Edit: You probably want to disable the border (black line) around the markers. You can try markerstrokewidth=0 for that.
It would probably make sense to use the information about the intervals that you have, by incorporating them into a type for which you can make a recipe which then makes gaps at the correct places. If you just have a blackbox function outputting numbers, you cannot really know whether two adjacent points are separated by a singularity or not, could always be continuous on a very small scale I guess?
As @jules mention, since this is just some blackbox you would need to provide it yourself with your own recipe, or break it into NaNs. scatter is probably okay too.
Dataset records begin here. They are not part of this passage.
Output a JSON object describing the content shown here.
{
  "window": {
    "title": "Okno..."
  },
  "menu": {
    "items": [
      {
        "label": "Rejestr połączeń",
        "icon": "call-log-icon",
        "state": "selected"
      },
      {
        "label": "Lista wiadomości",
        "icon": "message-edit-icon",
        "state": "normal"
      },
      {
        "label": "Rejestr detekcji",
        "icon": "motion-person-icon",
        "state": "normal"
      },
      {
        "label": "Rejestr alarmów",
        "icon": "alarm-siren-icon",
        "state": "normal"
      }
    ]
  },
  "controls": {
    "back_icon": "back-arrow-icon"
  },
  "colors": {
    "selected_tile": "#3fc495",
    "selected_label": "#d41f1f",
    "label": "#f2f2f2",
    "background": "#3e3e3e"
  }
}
Here’s one other approach you could take, identifying singularities by large slopes:
using Plots
function fix_singularities(y, x; slope_tol=100)
_x = similar(x, 0)
_y = similar(y, 0)
for i in firstindex(y):(lastindex(y)-1)
yᵢ, yᵢ₊₁ = y[i], y[i+1]
xᵢ, xᵢ₊₁ = x[i], x[i+1]
slope = (yᵢ₊₁ - yᵢ) / (xᵢ₊₁ - xᵢ)
if abs(slope) < slope_tol
push!(_x, x[i])
push!(_y, y[i])
else
push!(_x, x[i], (x[i] + x[i+1]) / 2)
push!(_y, y[i], NaN)
end
end
return _y, _x
end
g(x) = (x < 0.5) ? (x) : (x - 0.5)
x = 0.0:0.0001:1.0
y = g.(x)
_y, _x = fix_singularities(y, x)
plot(_x, _y)
Maybe this is robust enough for your use case, if you are willing to recompute the x and y like this (you can of course define your own method for providing a function and a grid still).
Random thought: Maybe Autodiff could identify true discontinuities? Just computing a local gradient does of course not contain this information. I am not too familiar with how all of these different packages work, but maybe one of the approaches could detect when there is a switch to a different code branch or just know due to code analysis when a jump occurs.
Yes but this quite different from plotting values from a blackbox. In principle you could define a type in Julia that representa a piecewise function and define a plotting recipe that handles the discontinuity.
The said functions in Mathematica is not the same thing as in Plots.jl. Mathematica knows it is defined piecewise (because of its symbolic nature) and does not assume continuity whereas, in Plots.jl, it is always numeric and it almost never knows it’s symbolic structure unless a recipe with a custom type defines piecewise function structure. Hence, like Matlab and several other plotting libraries, discontinuities in the lines of plot are inferred by NaN values.